00000292_0001.jpgViajar al pasado y deambular por la calle Mayor de Triana de finales del siglo XIX es posible. Basta con escudriñar la serie de fotografías que tomó el fotógrafo palmero Miguel Brito Rodríguez para dejarse llevar y retroceder en el tiempo. La serie se encuentra disponible, para deleite de curiosos e investigadores, en el valioso Fondo de Fotografía Histórica de la Fedac.
La luz que Brito atrapó en su cámara oscura hace más de un siglo deslumbra hoy en nuestras pantallas, y nos ofrece un pintoresco recorrido por los establecimientos de una Triana que vista a través del ojo del fotógrafo se torna desconocida.
Comenzamos el itinerario y aparece ante nosotros la sombrerería de Batista; el escaparate de la óptica-relojería Al Cronómetro; la ferretería de Schamann. Entre otros. Pero ahí no queda todo. ¿Imaginan poder atravesar el umbral de alguno de esos comercios y ver cómo eran por dentro? Se puede. Porque Brito desafió a su cámara inmortalizando algunos de los interiores, en un momento en el que la ciudad de Las Palmas aún no contaba con electricidad y los locales se iluminaban con la trémula llama de una lámpara de petróleo. Gracias a ese dominio de la técnica fotográfica podemos ir un paso más allá y ver los mostradores; los carteles publicitarios; las mercancías en el interior de las vitrinas.

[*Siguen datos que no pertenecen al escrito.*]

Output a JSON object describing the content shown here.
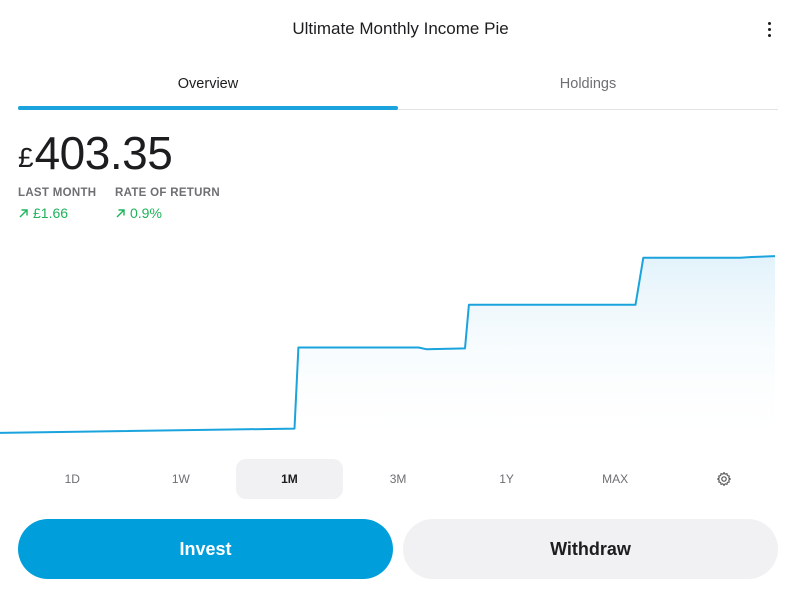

Es en los vidrios de esas vitrinas donde quedaron atrapados ad eternum algunos de los protagonistas del comercio de aquella época. Hoy unos perfectos desconocidos. Los más desafortunados hacen acto de presencia como sombras espectrales, víctimas de las largas exposiciones, en los reflejos de los cristales. Otros, con más suerte, posan como pálidas apariciones que nos miran fijamente a través de esa fisura en tono sepia que Brito abrió a través de su lente. Pálidos por el destello del polvo explosivo del flash. Serios por la importancia del momento, conocedores de que iban a pasar a la posteridad.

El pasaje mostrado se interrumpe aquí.